As for La Muette, I'd like to acknowledge a rich body of scholarly work on the opera and its context: the opening chapter of Jane Fulcher's book The Nation's Image; the corresponding chapter of Anselm Gerhard's The Urbanization of Opera; Sonia Slatin's 1979 essay "Opera and Revolution," from the Journal of Musicological Research; material on the remarkable tenor-revolutionary Adolphe Nourrit in Diane Hallman's Opera, Liberalism, and Anti-Semitism in Nineteenth-Century France; and the section on Auber in Richard Taruskin's Oxford History of Western Music. Fans of French grand opera can now look forward to a staging of Meyerbeer's Robert le diable at Covent Garden, in December.
April 24, 2012
The Curse of the Gothic
As promised below, I attended a Sarasota Film Festival screening of The Curse of the Gothic Symphony, a documentary about the Australian premiere of Havergal Brian's mammoth First Symphony, the "Gothic," in 2010. It's a slightly overwrought but generally delightful movie, its appeal likely to extend beyond the fairly limited circle of people who believe that Brian is a neglected master of twentieth-century symphonic writing. The "curse" in question is the malign force that has allegedly hovered over and within the work since its inception, when Brian is said to have gone to bed certain nights and found upon waking that an unknown hand had scribbled devilish curses in his manuscript. Randall Wood, the director of the documentary, makes too much of the diabolical rumors, staging spooky reënactments of episodes from Brian's life and cueing lightning and thunder. Nonetheless, it does seem that the quest to present the "Gothic" in Brisbane — a nearly lifelong endeavor on the part of the broadcaster Gary Thorpe — encountered more than the usual obstacles: financing falls through, choruses fall behind schedule, presenters get cold feet, and a mood of perpetual panic sets in. Colorful personalities add fuel to the fire: John Curro, the conductor, goes around predicting imminent doom, and then, at the end, happily pronounces that he always knew it would work out.
Some of the best footage comes from a trip to the United Kingdom. In one scene we are privileged to observe a meeting of the Havergal Brian Society, at which the projected Brisbane performance and other pressing matters are discussed.

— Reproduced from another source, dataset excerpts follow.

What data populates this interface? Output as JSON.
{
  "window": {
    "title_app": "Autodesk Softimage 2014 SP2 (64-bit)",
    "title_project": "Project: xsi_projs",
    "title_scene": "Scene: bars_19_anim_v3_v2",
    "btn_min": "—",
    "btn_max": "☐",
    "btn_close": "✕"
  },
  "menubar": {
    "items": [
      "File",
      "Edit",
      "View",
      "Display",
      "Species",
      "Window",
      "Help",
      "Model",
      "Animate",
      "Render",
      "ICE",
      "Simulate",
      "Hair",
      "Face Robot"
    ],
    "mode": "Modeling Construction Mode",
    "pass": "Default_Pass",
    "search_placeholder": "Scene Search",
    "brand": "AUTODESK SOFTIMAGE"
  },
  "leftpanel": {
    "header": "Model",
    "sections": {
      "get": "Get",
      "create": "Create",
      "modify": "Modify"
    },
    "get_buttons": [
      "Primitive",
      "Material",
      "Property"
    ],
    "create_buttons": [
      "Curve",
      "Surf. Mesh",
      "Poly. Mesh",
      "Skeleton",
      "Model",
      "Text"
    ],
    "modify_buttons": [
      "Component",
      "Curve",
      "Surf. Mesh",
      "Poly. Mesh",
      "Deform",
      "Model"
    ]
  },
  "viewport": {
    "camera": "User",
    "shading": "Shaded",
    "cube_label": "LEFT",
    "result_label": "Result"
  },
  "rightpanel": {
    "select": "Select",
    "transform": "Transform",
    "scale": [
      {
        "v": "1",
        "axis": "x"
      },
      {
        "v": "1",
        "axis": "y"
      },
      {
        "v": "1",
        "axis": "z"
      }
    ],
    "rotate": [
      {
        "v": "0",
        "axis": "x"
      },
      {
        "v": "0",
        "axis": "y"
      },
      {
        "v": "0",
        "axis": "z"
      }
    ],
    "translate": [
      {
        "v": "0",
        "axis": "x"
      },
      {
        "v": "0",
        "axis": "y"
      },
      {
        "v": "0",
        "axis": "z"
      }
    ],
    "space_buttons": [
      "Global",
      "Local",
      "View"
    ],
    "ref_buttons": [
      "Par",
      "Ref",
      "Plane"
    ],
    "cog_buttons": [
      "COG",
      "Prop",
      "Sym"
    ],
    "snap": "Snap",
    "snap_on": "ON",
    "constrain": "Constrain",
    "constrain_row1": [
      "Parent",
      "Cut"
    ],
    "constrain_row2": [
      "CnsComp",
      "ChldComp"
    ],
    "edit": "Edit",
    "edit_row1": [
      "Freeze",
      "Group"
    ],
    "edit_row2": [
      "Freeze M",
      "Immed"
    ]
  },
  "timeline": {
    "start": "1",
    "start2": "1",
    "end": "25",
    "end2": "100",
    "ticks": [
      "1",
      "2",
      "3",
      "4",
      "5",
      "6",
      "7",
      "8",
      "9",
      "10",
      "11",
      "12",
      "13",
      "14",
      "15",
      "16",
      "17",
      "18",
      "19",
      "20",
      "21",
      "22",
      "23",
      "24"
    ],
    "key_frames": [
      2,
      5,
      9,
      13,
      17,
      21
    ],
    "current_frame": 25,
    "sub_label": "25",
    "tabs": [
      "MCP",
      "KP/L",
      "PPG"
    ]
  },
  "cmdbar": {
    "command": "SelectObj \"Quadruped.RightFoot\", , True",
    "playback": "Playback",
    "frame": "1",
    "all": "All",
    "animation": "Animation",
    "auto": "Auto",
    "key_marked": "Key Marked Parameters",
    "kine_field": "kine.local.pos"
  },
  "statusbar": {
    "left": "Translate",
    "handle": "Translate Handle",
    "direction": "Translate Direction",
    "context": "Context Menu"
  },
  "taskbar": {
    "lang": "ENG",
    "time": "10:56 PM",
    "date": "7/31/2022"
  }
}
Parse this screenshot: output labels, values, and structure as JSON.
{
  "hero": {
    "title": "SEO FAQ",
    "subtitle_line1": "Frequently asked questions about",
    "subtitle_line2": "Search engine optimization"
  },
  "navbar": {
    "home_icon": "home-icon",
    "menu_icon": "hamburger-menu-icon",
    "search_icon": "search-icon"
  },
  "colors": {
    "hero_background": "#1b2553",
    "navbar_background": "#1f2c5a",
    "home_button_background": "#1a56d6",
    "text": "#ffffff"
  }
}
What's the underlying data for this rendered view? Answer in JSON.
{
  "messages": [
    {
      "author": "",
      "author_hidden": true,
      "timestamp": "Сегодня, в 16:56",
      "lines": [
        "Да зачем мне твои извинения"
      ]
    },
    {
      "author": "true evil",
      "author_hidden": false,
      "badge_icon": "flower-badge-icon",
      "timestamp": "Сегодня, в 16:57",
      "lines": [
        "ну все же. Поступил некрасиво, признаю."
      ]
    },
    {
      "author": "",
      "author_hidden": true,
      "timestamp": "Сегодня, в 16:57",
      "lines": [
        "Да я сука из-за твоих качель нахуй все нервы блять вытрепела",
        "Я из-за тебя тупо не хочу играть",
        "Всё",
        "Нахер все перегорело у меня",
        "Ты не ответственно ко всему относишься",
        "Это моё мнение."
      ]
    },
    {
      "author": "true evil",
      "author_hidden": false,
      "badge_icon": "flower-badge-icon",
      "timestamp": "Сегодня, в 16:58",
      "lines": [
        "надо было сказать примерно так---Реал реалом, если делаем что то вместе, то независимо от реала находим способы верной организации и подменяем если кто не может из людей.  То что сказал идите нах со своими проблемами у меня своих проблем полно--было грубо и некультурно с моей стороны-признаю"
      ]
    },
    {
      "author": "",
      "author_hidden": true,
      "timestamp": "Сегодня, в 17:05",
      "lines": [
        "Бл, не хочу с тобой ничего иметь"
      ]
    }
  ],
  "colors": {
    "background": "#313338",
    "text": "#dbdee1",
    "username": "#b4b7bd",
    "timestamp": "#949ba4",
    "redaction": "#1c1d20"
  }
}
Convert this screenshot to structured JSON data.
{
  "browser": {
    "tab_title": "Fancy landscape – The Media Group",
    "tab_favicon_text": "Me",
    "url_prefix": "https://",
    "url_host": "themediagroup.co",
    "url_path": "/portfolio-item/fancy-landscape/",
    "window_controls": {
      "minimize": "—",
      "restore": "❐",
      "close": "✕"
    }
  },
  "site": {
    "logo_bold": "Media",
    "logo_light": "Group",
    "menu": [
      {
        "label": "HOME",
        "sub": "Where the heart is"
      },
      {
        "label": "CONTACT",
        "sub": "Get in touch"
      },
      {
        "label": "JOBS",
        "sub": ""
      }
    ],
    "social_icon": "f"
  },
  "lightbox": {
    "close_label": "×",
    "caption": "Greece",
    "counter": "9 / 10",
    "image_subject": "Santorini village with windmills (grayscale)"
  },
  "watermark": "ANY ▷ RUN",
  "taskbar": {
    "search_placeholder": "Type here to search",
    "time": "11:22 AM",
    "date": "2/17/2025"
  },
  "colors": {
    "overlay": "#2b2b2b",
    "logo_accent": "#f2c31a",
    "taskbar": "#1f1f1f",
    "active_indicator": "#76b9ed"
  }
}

At one point, a member asks what might be done to raise Brian's profile during the period of the London Olympics, to which another sagely responds, "I wonder if the sports audience is the most receptive." The genial Scottish critic Malcolm MacDonald follows the Brisbane saga from afar, comments on the composer's life and work (with the inevitable cat in his lap), and finally makes the journey Down Under for the big event. Then there is Olga Pringle, the composer's nonagenarian daughter, who is seen in her snowbound house in Ballater, Scotland, feeding blackbirds on her windowsill and suggesting that her father's mightiest creation might best be "put in a box and buried." We get a few glimpses of Brian himself, via BBC television footage; his personal motto, we are told, was "Nothing matters." Comic touches aside, the documentary is a fine portrait of obsession in action. Both the film and the symphony carry an epigraph from Faust: "Whoever exerts himself with endless striving / That man we can redeem."
April 23, 2012
Make Music NY 2012
Xenakis on the lake, 2010.
Make Music NY, the midsummer music bacchanal, has released some details of its 2012 edition, which falls this year on a Thursday. The most logistically ambitious offering is a Central Park Lake performance of Alvin Curran's Maritime Rites, with ninety musicians from West Point and Montclair State playing on rowboats. The Mass Appeal series carries on with what is billed as the American premiere of Prokofiev's Sonata for Unaccompanied Violins — the piece was originally intended to be played by dozens of violinists in unison. Satie's Vexations, all eighteen hours of it, will be heard in a version for vibraphones. (There will be various performances of the Satie-Cage marathon at Make Music events around the world.) In the pop zone, Punk Island returns, Colombian chiva buses make their way around the Upper East Side, and jazz combos work the High Line. More will be announced in coming weeks. The Make Music idea is slowly spreading in North America: Los Angeles, Denver, Baltimore, and Santa Fe are to introduce festivals this year, joining New York, Chicago, Pasadena, and Vancouver.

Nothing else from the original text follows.